EU countries have set up national bodies responsible for protecting personal data in accordance with Article 8(3) of the Charter of Fundamental Rights of the EU.
The European Data Protection Board (EDPB) is an independent European body which shall ensure the consistent application of data protection rules throughout the European Union. The EDPB has been established by the General Data Protection Regulation (GDPR).
The EDPB is composed of the representatives of the national data protection authorities of the EU/EEA countries and of the European Data Protection Supervisor. The European Commission participates in the activities and meetings of the Board without voting right. The secretariat of the EDPB is provided by the EDPS. The secretariat performs its tasks exclusively under the instructions of the Chair of the Board.
The EDPB tasks consist primarily in providing general guidance on key concepts of the GDPR and the Law Enforcement Directive, advising the European Commission on issues related to the protection of personal data and new proposed legislation in the European Union, and adopting binding decisions in disputes between national supervisory authorities.
Regulation 2018/1725 sets forth the rules applicable to the processing of personal data by European Union institutions, bodies, offices and agencies. It is aligned with the General Data Protection Regulation and the Data Protection Law Enforcement Directive. It entered into application on 11 December 2018.
Regulation 2018/1725 established a European data protection supervisor (EDPS). The EDPS is an independent EU body responsible for monitoring the application of data protection rules within European Institutions and for investigating complaints.
The European Commission has appointed a Data Protection Officer who is responsible for monitoring and the application of data protection rules in the European Commission. The data protection officer independently ensures the internal application of data protection rules in cooperation with the European data protection supervisor.

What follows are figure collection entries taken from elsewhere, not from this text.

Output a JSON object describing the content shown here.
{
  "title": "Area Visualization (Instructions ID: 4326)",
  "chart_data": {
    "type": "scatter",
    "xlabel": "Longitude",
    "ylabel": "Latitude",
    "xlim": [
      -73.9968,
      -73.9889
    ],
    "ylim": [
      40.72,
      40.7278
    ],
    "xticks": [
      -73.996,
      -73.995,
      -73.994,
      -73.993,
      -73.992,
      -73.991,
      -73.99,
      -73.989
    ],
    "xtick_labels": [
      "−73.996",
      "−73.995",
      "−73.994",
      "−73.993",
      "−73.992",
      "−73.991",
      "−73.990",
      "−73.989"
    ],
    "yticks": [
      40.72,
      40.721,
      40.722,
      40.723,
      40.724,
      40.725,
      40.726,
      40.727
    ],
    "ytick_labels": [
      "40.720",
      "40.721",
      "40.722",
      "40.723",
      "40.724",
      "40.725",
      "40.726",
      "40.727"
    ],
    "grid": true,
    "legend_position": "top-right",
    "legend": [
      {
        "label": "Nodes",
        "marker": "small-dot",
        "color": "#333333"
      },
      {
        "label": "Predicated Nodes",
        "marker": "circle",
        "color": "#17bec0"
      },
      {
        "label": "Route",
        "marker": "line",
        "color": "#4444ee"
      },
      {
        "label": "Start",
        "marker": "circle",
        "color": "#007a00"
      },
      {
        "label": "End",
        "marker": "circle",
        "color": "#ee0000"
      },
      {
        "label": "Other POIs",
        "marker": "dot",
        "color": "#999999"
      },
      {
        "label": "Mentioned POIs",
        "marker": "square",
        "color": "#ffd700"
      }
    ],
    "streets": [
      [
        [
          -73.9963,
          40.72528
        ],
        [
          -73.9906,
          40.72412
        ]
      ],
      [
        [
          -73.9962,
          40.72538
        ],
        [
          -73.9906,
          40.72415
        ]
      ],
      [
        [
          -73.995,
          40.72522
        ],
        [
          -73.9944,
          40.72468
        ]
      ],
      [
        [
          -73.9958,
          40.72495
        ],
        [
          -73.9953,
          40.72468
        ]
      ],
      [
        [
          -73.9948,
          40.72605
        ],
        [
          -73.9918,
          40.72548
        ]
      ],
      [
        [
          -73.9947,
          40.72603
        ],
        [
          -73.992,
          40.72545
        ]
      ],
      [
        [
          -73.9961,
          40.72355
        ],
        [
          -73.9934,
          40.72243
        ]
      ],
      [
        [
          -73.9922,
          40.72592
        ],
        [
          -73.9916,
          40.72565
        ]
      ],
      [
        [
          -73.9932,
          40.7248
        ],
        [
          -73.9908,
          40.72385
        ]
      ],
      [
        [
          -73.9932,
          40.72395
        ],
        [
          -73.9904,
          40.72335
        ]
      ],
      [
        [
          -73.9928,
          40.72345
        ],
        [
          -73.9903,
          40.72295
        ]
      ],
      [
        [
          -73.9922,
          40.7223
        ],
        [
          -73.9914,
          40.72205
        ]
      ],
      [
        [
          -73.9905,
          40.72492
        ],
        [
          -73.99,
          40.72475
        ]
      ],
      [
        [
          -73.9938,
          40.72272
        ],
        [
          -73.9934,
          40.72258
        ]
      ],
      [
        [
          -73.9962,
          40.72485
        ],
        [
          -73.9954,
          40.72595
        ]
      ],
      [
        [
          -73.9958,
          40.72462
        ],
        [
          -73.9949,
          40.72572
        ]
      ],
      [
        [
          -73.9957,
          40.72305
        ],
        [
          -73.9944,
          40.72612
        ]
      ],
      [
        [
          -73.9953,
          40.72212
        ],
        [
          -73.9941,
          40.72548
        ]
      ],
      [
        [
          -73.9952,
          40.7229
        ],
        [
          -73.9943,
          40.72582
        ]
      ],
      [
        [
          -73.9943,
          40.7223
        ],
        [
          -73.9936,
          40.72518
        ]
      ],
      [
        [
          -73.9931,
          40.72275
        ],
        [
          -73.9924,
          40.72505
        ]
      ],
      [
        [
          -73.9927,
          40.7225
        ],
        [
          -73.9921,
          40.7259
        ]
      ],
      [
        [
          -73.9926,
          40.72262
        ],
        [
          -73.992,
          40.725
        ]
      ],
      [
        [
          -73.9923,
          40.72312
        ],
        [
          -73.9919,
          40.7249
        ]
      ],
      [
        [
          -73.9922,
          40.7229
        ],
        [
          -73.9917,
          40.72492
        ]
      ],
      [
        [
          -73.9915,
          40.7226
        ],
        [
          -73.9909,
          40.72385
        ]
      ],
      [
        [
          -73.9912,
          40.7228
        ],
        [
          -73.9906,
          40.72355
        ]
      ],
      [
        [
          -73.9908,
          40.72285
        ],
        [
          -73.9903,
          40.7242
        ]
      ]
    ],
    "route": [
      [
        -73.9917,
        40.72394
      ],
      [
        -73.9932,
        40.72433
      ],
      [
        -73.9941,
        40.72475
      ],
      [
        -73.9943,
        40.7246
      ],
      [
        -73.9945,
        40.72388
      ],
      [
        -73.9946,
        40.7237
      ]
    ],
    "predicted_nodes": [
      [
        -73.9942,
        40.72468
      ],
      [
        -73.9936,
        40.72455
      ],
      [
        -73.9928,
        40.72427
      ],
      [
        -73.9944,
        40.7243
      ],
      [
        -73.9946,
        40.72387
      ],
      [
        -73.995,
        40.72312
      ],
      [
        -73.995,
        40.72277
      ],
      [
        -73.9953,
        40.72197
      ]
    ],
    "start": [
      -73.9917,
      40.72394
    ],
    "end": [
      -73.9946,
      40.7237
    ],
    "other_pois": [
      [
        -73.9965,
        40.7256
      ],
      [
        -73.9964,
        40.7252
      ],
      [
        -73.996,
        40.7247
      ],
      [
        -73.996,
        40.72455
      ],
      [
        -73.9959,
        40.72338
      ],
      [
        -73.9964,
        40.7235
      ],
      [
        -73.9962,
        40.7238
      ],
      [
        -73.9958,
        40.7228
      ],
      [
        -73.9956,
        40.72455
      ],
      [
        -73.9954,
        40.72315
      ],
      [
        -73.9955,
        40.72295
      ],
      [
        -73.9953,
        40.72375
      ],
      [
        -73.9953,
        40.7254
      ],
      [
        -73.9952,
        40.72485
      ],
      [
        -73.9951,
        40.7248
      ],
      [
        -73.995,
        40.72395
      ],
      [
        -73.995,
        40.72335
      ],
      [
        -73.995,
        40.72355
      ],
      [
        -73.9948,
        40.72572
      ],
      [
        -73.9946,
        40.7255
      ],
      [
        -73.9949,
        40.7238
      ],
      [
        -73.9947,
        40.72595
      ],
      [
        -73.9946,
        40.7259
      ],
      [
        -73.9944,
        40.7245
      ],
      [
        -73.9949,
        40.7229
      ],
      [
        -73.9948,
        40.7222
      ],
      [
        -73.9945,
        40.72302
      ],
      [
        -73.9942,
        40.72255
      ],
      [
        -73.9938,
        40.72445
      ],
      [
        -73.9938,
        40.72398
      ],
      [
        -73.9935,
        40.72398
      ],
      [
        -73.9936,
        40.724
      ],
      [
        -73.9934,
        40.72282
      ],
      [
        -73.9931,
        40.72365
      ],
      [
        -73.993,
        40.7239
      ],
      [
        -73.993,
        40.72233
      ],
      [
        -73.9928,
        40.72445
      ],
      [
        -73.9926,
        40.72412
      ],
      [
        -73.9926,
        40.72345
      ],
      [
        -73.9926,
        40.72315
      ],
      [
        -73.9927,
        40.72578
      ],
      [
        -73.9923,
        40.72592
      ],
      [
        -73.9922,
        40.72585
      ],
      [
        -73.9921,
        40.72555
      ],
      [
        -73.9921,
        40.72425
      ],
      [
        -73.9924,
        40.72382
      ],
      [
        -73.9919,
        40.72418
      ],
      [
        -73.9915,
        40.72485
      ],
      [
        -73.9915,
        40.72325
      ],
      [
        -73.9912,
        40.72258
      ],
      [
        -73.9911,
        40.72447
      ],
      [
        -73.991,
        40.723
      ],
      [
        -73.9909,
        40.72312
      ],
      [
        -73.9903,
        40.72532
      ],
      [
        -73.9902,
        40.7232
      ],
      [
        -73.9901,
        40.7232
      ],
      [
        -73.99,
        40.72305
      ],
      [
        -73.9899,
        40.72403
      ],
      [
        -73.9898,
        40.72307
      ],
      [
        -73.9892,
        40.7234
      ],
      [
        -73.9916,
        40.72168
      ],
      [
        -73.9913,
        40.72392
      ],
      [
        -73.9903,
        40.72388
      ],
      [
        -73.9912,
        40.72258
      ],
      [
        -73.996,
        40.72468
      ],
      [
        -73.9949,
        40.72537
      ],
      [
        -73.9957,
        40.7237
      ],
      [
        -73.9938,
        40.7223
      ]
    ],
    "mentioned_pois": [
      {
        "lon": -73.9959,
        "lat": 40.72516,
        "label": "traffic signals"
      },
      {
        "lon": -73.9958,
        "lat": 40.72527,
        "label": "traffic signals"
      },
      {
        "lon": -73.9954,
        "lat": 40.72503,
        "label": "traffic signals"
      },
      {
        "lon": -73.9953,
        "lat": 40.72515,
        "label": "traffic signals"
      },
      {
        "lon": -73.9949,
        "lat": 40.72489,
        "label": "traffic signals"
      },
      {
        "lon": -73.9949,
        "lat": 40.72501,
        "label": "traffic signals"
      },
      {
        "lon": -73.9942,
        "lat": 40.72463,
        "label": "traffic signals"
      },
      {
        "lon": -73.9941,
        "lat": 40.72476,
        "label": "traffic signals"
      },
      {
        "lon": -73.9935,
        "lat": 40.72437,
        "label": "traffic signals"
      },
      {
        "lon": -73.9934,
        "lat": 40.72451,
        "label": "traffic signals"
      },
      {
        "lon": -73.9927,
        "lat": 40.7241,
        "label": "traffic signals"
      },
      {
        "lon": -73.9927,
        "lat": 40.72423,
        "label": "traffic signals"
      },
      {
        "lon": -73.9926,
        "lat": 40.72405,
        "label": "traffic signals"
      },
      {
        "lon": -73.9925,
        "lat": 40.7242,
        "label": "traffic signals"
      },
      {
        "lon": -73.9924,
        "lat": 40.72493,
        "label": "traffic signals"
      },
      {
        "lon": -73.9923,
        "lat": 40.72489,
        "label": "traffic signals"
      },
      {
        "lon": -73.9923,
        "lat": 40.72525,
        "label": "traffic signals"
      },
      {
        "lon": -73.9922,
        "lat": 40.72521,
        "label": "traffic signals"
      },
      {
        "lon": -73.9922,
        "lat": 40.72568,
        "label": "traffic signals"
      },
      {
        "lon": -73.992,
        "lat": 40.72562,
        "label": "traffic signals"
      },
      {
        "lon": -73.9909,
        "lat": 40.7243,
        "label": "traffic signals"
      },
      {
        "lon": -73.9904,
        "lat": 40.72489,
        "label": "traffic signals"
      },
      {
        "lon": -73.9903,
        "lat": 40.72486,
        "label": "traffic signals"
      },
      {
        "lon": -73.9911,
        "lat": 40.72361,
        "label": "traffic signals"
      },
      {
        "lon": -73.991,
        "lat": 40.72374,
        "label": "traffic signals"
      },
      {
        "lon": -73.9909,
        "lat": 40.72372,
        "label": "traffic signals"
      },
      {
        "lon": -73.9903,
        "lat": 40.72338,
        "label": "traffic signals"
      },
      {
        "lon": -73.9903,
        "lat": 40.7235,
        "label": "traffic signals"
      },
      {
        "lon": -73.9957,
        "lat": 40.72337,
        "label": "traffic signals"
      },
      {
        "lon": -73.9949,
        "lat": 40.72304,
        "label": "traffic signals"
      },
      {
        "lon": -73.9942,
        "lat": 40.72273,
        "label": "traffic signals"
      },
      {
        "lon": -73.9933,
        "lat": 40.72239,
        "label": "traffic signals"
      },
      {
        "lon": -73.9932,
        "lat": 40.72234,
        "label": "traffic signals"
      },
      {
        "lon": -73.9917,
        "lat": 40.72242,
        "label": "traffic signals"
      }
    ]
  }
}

Following the adoption in June 2021 of two sets of Standard Contractual Clauses (SCC) (one for the use between controllers and processors within the European Economic Area (EEA)and one for the transfer of personal data to countries outside of the EEA), the European Commission published on 25 May 2022 Questions and Answers (Q&As) to provide practical guidance on the use of the SCCs and assist stakeholders in their compliance efforts under the General Data Protection Regulation (GDPR). These Q&As are based on feedback received from various stakeholders on their experience with using the new SCCs in the first months after their adoption. The Q&As are intended to be a ‘dynamic’ source of information and will be updated as new questions arise.